LAST ORDERS AT THE FCC There was no champagne countdown at midnight, just a group of friends taking a moment from partying to sit round a television, and watch the flag-swapping.
'It's so much smaller than the Chinese flag,' Terry squealed, as his bauhinia flag was raised officially for the first time. 'Watch this,' a mother urged her seven-year-old, shaking him awake.
I looked around at the group: male and female, children and adult, local Chinese, overseas Chinese, expatriates, visitors. Most of us ready to shiver, yet somehow still feeling as if reality had not quite touched us on the shoulder.

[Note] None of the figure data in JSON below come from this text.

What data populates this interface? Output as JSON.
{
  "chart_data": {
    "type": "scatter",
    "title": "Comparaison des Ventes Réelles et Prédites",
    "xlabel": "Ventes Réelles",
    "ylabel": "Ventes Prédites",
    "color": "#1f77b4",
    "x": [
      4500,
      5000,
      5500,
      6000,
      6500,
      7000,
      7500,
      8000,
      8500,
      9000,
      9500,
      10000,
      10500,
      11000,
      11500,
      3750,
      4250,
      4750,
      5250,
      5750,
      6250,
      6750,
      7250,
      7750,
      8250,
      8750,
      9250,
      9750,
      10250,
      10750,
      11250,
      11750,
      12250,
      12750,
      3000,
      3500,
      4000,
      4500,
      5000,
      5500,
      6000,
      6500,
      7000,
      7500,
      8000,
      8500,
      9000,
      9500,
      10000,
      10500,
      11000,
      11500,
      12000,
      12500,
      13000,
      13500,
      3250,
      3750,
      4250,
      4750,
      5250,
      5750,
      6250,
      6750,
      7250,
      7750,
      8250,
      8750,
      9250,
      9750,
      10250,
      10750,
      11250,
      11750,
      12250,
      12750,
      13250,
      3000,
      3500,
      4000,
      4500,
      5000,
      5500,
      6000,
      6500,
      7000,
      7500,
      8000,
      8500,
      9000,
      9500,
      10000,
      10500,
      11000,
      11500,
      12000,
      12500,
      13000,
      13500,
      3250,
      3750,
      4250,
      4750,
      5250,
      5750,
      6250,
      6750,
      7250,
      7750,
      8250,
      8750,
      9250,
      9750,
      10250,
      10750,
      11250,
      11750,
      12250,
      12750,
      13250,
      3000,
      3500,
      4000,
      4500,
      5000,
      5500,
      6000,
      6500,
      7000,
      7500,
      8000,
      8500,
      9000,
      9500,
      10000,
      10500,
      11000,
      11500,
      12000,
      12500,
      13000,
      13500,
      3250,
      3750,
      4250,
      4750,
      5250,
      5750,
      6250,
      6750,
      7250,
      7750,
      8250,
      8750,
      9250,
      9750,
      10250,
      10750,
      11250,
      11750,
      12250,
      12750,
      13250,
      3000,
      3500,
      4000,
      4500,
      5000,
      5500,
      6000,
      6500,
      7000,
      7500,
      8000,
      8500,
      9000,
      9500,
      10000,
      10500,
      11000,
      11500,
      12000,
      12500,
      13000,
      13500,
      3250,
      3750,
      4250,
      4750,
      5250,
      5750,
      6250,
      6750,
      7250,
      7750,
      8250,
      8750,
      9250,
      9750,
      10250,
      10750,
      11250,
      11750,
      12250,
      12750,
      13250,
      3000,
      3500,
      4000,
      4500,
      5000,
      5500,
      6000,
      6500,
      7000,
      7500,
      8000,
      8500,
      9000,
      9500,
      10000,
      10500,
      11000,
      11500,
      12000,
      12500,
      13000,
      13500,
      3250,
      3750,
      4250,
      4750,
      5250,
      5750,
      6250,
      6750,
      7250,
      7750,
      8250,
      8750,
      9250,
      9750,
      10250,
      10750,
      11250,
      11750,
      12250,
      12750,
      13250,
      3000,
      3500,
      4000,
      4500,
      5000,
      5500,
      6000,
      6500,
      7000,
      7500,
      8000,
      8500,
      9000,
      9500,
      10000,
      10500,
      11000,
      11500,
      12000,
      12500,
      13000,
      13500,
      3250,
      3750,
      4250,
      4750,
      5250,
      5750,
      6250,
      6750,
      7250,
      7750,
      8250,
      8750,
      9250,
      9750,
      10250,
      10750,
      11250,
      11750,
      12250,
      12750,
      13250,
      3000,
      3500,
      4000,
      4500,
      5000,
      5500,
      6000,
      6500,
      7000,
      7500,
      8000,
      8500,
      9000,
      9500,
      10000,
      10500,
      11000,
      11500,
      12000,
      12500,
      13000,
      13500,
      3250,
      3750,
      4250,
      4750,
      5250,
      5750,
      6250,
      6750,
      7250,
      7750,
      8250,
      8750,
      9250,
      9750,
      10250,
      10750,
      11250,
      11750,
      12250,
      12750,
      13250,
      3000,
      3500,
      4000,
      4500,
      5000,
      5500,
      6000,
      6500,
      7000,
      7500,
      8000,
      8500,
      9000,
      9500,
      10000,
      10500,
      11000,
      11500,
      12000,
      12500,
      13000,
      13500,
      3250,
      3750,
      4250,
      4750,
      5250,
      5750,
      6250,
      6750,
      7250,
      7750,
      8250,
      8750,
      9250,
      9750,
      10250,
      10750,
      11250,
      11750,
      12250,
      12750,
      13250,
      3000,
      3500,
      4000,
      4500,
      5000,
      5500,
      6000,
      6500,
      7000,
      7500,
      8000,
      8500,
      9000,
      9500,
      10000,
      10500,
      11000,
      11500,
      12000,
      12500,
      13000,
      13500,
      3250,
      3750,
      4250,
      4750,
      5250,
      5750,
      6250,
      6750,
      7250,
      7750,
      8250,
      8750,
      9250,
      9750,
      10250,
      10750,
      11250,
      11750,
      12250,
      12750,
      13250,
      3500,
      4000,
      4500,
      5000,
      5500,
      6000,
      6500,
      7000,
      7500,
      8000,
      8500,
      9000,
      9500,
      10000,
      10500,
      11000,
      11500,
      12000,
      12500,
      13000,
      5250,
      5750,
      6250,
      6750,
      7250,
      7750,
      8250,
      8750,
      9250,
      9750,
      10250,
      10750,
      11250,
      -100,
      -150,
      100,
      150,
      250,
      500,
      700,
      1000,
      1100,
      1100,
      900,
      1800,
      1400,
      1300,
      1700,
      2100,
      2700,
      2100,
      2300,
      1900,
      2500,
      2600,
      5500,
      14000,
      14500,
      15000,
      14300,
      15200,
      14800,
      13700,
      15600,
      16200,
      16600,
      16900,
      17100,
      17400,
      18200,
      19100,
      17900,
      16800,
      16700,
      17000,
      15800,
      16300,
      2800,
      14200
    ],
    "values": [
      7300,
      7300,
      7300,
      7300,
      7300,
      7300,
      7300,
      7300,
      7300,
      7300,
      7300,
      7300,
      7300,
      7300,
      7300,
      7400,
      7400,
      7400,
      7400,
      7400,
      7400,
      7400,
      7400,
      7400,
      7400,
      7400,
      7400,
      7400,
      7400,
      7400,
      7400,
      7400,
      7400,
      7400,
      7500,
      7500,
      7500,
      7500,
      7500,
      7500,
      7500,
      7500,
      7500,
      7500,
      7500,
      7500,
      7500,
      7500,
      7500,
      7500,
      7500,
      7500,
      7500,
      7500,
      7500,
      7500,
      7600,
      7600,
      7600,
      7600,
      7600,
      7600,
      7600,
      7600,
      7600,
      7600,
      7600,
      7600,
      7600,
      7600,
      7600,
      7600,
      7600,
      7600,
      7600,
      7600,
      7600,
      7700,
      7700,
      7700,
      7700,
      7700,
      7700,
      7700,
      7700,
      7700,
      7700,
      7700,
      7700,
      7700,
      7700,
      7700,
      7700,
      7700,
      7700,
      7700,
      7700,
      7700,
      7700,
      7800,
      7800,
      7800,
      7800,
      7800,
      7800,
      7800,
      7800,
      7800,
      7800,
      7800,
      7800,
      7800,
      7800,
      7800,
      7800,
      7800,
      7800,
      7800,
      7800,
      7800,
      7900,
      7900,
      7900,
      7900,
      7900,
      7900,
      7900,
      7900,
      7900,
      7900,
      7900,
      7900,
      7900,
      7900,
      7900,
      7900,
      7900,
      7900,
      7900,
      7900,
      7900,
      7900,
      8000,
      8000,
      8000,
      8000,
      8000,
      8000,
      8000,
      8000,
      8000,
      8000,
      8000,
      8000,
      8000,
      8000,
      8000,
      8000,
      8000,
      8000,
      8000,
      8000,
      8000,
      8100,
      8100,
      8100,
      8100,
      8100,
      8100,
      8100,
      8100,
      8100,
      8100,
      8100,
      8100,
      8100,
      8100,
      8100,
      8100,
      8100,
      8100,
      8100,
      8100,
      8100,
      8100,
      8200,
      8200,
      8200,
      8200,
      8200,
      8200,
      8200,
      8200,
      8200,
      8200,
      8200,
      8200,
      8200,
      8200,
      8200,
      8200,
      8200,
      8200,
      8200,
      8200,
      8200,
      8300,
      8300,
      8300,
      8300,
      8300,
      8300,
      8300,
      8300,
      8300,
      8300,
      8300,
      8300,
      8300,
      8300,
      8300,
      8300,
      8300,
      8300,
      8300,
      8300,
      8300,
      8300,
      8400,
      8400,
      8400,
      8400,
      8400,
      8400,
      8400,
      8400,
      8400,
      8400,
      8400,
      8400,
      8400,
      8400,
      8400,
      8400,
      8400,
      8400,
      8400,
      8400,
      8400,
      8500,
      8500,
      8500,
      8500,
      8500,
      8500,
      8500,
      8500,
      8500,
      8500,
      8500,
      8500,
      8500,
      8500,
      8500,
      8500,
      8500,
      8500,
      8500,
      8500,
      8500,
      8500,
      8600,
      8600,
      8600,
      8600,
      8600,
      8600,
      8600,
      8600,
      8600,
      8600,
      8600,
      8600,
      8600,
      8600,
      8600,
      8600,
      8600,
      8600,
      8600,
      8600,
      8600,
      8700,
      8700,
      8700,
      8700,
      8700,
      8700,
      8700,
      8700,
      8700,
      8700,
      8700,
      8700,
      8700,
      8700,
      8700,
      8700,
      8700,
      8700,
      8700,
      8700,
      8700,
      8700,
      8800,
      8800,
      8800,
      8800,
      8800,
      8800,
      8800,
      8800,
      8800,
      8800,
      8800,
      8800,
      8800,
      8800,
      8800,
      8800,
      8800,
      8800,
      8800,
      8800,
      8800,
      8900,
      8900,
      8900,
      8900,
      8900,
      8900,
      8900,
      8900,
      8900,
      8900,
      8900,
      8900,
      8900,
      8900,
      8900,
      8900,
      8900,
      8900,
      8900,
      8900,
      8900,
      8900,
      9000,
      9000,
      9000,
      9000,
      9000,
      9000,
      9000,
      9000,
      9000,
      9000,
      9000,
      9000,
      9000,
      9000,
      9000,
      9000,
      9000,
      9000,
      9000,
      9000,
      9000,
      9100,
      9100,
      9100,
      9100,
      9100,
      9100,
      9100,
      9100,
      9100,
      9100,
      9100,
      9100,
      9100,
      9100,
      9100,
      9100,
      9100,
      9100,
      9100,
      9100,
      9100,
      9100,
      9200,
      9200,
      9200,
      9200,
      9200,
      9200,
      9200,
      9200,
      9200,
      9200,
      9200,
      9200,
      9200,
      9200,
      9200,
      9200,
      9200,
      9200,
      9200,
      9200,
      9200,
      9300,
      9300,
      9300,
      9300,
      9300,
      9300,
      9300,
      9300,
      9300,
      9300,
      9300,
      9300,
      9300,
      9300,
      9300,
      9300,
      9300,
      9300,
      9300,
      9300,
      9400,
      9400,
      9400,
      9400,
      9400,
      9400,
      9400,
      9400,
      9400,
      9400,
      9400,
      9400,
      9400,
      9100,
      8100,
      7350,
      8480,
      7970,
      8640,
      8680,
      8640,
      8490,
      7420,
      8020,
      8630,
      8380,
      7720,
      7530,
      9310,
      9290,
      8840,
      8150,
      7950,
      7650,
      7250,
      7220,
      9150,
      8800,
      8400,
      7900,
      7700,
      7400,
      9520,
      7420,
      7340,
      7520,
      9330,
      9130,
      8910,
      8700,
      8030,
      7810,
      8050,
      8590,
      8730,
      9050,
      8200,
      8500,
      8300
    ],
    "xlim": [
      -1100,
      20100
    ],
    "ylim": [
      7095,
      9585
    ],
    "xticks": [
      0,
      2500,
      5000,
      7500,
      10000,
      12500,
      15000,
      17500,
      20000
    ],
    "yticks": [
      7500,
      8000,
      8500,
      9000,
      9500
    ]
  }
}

After Prince Charles and the Pattens had left the Convention Centre, many of us escaped the moronic TVB commentary and rushed to the roof of the Hankow Centre. We watched the Britannia pull away across the water.
Earlier, we had seen the Tamar ceremony and fireworks (how inspired to have apple-shaped red and green fireworks during the William Tell overture) from the 13th floor of Hutchison House.
And much later, after a short stop at Statue Square at 2am to watch camera crews interviewing drunken revellers about their political views, the end of the evening was spent in the Foreign Correspondent's Club.
At 3am it was crowded and noisy: some people were sleeping at the tables. 'I saw it all,' one excited journalist said. 'Tamar, Britannia leaving, the PLA coming in,' he ticked off happily.